Но, не дойдя до них, Безухой остановился подле невысокого, очень красивого брюнета в белом мундире, который, стоя у окна, разговаривал с каким то высоким мужчиной в звездах и ленте. Наташа тотчас же узнала невысокого молодого человека в белом мундире: это был Болконский, который показался ей очень помолодевшим, повеселевшим и похорошевшим.
– Вот еще знакомый, Болконский, видите, мама? – сказала Наташа, указывая на князя Андрея. – Помните, он у нас ночевал в Отрадном.
– А, вы его знаете? – сказала Перонская. – Терпеть не могу. Il fait a present la pluie et le beau temps. [От него теперь зависит дождливая или хорошая погода. (Франц. пословица, имеющая значение, что он имеет успех.)] И гордость такая, что границ нет! По папеньке пошел. И связался с Сперанским, какие то проекты пишут. Смотрите, как с дамами обращается! Она с ним говорит, а он отвернулся, – сказала она, указывая на него. – Я бы его отделала, если бы он со мной так поступил, как с этими дамами.


Вдруг всё зашевелилось, толпа заговорила, подвинулась, опять раздвинулась, и между двух расступившихся рядов, при звуках заигравшей музыки, вошел государь. За ним шли хозяин и хозяйка. Государь шел быстро, кланяясь направо и налево, как бы стараясь скорее избавиться от этой первой минуты встречи. Музыканты играли Польской, известный тогда по словам, сочиненным на него. Слова эти начинались: «Александр, Елизавета, восхищаете вы нас…» Государь прошел в гостиную, толпа хлынула к дверям; несколько лиц с изменившимися выражениями поспешно прошли туда и назад. Толпа опять отхлынула от дверей гостиной, в которой показался государь, разговаривая с хозяйкой. Какой то молодой человек с растерянным видом наступал на дам, прося их посторониться. Некоторые дамы с лицами, выражавшими совершенную забывчивость всех условий света, портя свои туалеты, теснились вперед. Мужчины стали подходить к дамам и строиться в пары Польского.

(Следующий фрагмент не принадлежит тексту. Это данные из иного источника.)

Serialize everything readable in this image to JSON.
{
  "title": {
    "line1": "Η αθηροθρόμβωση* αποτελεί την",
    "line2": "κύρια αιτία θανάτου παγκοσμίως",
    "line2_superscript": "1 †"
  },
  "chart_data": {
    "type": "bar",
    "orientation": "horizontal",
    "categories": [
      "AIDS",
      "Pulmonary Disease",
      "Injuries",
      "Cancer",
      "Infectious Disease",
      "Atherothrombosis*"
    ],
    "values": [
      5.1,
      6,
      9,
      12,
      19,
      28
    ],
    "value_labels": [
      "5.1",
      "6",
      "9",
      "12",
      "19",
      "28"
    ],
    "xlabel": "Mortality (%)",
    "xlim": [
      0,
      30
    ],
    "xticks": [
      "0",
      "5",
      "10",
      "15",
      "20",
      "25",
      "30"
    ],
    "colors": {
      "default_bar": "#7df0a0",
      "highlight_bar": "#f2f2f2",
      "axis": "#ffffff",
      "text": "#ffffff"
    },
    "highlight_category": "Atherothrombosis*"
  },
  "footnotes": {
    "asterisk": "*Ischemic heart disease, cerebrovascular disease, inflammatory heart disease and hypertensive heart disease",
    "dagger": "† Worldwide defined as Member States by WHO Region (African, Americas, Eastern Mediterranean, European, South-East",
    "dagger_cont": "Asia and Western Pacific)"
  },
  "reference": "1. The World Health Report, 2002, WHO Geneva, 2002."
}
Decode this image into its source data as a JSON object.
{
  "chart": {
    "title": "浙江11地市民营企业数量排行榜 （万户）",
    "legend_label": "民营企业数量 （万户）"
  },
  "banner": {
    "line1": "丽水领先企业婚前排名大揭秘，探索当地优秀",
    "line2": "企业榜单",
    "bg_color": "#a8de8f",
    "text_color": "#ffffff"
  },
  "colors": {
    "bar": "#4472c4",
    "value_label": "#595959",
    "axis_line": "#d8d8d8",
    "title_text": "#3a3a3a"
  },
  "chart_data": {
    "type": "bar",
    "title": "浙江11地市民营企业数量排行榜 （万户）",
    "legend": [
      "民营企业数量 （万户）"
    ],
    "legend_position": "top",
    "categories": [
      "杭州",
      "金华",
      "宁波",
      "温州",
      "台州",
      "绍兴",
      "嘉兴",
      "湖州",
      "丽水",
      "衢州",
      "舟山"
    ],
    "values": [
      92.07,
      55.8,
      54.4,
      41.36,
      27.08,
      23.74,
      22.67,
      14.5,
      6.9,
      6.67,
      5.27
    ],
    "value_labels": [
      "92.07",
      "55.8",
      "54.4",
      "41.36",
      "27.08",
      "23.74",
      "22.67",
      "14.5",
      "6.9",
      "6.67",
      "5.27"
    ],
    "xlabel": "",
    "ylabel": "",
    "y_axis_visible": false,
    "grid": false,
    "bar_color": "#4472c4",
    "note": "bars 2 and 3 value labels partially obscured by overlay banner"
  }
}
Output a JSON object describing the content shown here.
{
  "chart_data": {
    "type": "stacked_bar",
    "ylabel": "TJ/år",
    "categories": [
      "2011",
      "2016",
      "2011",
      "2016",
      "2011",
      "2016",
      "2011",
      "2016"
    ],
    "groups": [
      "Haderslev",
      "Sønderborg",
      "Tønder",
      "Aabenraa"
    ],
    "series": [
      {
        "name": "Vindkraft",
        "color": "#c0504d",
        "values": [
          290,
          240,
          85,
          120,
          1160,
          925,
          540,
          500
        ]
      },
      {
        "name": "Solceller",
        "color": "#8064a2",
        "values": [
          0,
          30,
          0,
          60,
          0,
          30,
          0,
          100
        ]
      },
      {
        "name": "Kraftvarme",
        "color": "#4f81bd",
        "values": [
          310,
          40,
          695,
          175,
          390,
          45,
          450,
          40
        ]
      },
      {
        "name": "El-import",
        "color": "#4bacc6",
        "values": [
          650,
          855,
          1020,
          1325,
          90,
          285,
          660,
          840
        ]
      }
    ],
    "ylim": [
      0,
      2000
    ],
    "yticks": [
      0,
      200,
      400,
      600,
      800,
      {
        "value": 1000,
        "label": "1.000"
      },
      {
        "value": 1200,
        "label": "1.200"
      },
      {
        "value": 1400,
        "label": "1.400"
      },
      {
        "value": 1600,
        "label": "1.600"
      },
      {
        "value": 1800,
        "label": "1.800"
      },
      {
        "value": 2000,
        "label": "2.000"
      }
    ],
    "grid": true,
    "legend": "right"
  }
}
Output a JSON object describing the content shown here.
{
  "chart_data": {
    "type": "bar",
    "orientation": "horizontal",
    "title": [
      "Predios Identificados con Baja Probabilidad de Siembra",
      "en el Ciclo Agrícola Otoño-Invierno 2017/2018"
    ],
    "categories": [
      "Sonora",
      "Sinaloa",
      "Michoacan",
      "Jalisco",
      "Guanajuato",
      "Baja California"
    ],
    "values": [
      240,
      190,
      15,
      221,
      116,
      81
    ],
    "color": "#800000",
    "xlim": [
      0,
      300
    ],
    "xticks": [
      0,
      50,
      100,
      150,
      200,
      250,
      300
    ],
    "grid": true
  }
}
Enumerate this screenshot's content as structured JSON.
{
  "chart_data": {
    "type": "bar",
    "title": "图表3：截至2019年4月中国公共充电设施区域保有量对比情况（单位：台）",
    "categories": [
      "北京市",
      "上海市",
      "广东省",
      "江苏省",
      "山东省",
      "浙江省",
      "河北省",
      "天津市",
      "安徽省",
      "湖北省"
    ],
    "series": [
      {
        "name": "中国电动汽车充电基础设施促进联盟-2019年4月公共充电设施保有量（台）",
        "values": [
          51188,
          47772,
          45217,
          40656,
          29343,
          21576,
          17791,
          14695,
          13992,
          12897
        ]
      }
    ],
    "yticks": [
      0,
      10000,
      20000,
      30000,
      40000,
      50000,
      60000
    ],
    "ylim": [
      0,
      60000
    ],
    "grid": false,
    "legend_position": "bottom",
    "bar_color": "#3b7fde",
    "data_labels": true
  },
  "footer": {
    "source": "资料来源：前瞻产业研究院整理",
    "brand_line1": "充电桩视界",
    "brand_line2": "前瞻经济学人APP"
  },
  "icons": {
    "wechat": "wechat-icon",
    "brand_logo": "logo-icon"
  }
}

Всё расступилось, и государь, улыбаясь и не в такт ведя за руку хозяйку дома, вышел из дверей гостиной. За ним шли хозяин с М. А. Нарышкиной, потом посланники, министры, разные генералы, которых не умолкая называла Перонская. Больше половины дам имели кавалеров и шли или приготовлялись итти в Польской. Наташа чувствовала, что она оставалась с матерью и Соней в числе меньшей части дам, оттесненных к стене и не взятых в Польской. Она стояла, опустив свои тоненькие руки, и с мерно поднимающейся, чуть определенной грудью, сдерживая дыхание, блестящими, испуганными глазами глядела перед собой, с выражением готовности на величайшую радость и на величайшее горе. Ее не занимали ни государь, ни все важные лица, на которых указывала Перонская – у ней была одна мысль: «неужели так никто не подойдет ко мне, неужели я не буду танцовать между первыми, неужели меня не заметят все эти мужчины, которые теперь, кажется, и не видят меня, а ежели смотрят на меня, то смотрят с таким выражением, как будто говорят: А! это не она, так и нечего смотреть. Нет, это не может быть!» – думала она. – «Они должны же знать, как мне хочется танцовать, как я отлично танцую, и как им весело будет танцовать со мною».
Звуки Польского, продолжавшегося довольно долго, уже начинали звучать грустно, – воспоминанием в ушах Наташи. Ей хотелось плакать. Перонская отошла от них. Граф был на другом конце залы, графиня, Соня и она стояли одни как в лесу в этой чуждой толпе, никому неинтересные и ненужные. Князь Андрей прошел с какой то дамой мимо них, очевидно их не узнавая. Красавец Анатоль, улыбаясь, что то говорил даме, которую он вел, и взглянул на лицо Наташе тем взглядом, каким глядят на стены. Борис два раза прошел мимо них и всякий раз отворачивался. Берг с женою, не танцовавшие, подошли к ним.